Even Bill Russell, Larry Bird and Bob Cousy never were this good this early.
Allen and Pierce scored 22 points apiece, Garnett nearly had a triple-double, and the Celtics beat the Washington Wizards 122-88 on Thursday night for the NBA champions' 13th consecutive victory.
"I've been a big fan of history," Garnett said. "To establish ourselves in that history that's so enriched with culture and prestige and tradition is a great thing."
He finished with 11 points, 12 rebounds and seven assists in three quarters.
Boston's winning streak is its longest since a 14-game run in 1985-86.
Caron Butler scored 19 points for the last-place Wizards, who matched their franchise's slowest start, dropping to 4-16 for the first time since the 1966-67 Baltimore Bullets.
"You saw the best team in the league," Wizards interim coach Ed Tapscott said. "And in case you weren't watching, it wasn't us. It was them."
The Celtics knew what they were playing for.
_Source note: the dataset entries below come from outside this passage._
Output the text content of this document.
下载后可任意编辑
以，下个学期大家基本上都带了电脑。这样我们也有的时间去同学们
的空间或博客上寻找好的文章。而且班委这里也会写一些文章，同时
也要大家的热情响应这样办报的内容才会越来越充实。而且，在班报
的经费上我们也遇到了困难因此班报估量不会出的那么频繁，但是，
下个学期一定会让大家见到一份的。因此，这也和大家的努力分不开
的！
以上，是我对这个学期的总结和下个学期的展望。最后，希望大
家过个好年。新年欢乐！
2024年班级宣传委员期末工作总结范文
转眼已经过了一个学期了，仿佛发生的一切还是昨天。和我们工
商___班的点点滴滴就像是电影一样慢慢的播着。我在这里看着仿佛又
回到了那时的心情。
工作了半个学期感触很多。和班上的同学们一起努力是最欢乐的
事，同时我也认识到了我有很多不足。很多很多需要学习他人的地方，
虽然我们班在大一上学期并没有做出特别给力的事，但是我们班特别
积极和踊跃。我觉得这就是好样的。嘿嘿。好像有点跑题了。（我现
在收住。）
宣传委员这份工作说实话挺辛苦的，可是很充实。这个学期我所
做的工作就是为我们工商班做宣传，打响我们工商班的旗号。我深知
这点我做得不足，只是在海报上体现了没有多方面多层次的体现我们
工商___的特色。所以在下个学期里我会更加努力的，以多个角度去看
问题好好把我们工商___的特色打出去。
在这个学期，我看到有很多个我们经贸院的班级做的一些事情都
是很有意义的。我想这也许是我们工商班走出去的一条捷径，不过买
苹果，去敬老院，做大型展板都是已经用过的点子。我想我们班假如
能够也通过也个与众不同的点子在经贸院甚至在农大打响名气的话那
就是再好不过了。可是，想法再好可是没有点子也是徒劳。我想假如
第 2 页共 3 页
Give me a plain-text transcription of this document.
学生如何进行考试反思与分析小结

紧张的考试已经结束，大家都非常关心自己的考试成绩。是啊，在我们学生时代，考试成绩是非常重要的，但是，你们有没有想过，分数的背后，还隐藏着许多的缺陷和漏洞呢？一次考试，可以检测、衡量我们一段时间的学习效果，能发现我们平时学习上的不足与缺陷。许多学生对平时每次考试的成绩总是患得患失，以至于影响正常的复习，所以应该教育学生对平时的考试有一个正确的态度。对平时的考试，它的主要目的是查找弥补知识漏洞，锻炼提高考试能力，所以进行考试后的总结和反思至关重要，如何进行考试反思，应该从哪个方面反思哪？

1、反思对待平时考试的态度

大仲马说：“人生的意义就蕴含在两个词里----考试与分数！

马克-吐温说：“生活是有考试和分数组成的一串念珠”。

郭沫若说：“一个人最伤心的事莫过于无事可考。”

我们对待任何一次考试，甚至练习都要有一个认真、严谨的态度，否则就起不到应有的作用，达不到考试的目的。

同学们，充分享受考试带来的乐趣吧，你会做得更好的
Twice before, including last season, Boston went 20-2 before losing Game No. 23.
"It's always great to be part of a team that's potentially mentioned as one of the franchise's best," Allen said.
Boston had its most lopsided victory of the season -- just as one might expect from a matchup between the reigning champions, who also boast the league's best record, and the woeful Wizards, who have the Eastern Conference's worst mark.
Going into the game, the only thing that might have given Boston pause, and Washington hope, was what happened when these clubs played each other last season: The Wizards took three of four encounters.
"They had our number last year," Allen said, "and we remember that."
Indeed, Celtics coach Doc Rivers said one of his players read something said by a member of the Wizards that drew his team's attention.
Rivers heard his players talking about that before the game.
"It doesn't take them much. I swear they, like, search the newspapers to find something," Rivers said. "I didn't need to give a rah-rah speech."
Washington, though, actually led 12-11 about 4 1/2 minutes in, on a 9-foot floater by Antawn Jamison.
That's when Allen -- and Boston -- got in gear. He completed a four-point play to start a 19-5 run that essentially decided matters, putting the visitors ahead 30-17 with about 2 1/2 minutes left in the first quarter.
Allen scored 13 points in the first quarter with four 3s, combining with Pierce's 10 points to outscore the Wizards all by themselves: The period ended with the Celtics ahead 36-21.
"Just wide open," Allen said.
Washington never got closer than 10 points the rest of the way, trailing by more than 20 for most of the second quarter, which ended with the Celtics up 63-39.
"We're sick of it," Washington guard Juan Dixon said. "We've got to start taking things personal, man."
Clearly, this season's Wizards resemble in no way last season's Wizards.
And what about the Celtics? Are they better than a year ago?
"We don't know yet. That question is yet to be found out," Pierce said. "It's just only a quarter of the season over with. Ask me April 18, and I'll give you a better answer."
That, of course, is the day the playoffs begin.
The Celtics have won nine in a row on the road. ... Boston's previous biggest margin this season had been 24. ... Rivers put in the players at the end of his bench for most of the fourth quarter, and what was left of the sellout crowd of 20,173 kept chanting reserve forward Brian Scalabrine's last name, apparently hoping to see him score, or at least shoot. He put up his one and only attempt with 3 seconds left -- and it was blocked.